Jora and Black have their own grim experience of the circus. We were asked to help them by the Bulgarian government who had confiscated these two lions after the country’s ban on wild animals in travelling circuses had come into force. The brothers had been living in a barren circus trailer.The end of Black’s tail was damaged by Jora sucking it compulsively, a stereotype behaviour brought on perhaps by the lack of anything to do in the trailer. The damage was so extensive that the end of his tail needed amputating on arrival at Shamwari. 

To me, Shada, who is no longer with us, seemed among the most scarred by her experience. Declawed as a cub – a brutal practice the equivalent of having our fingertips amputated – she was terrified of people. We saw her for the first time in her circus trailer as she tried to climb the walls of her cage, in frantic, futile efforts to escape, and then cringed on the floor at the back of the cage, as if trying to make herself as small as possible. With nowhere to hide, it was pitiful. 
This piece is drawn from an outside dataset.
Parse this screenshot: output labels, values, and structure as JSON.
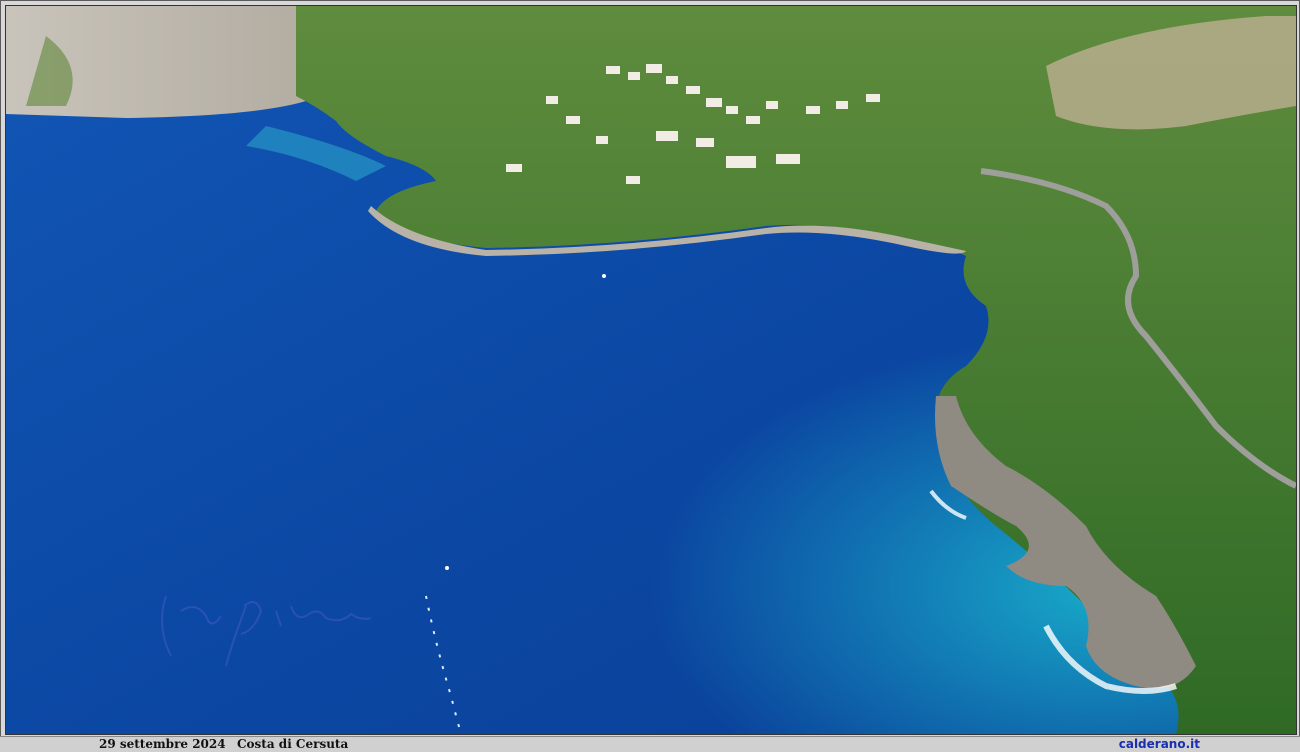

Shada arrived at Shamwari in 2006.There, with space and privacy, she had the chance to relax mentally, maybe for the first time in her life. She was often to be seen lying out the open, yet close to the dense bushes that cloaked the top of the hill in her enclosure. She felt secure perhaps, that she could melt in the undergrowth and remain hidden if she wished. Shada was euthanased in January last year, aged 20, due to an age-related illness and it is a comfort to me that we could give her comfort for the last 12 years of her life.

Sanctuaries like ours have transformed the lives of the big cats we have been able to rescue. Their rescue and relocation are also vital in highlighting their story. However, there are more cats to help and Wwe have been asked to help with more relocations of lions from circuses in 2020 – so watch this space.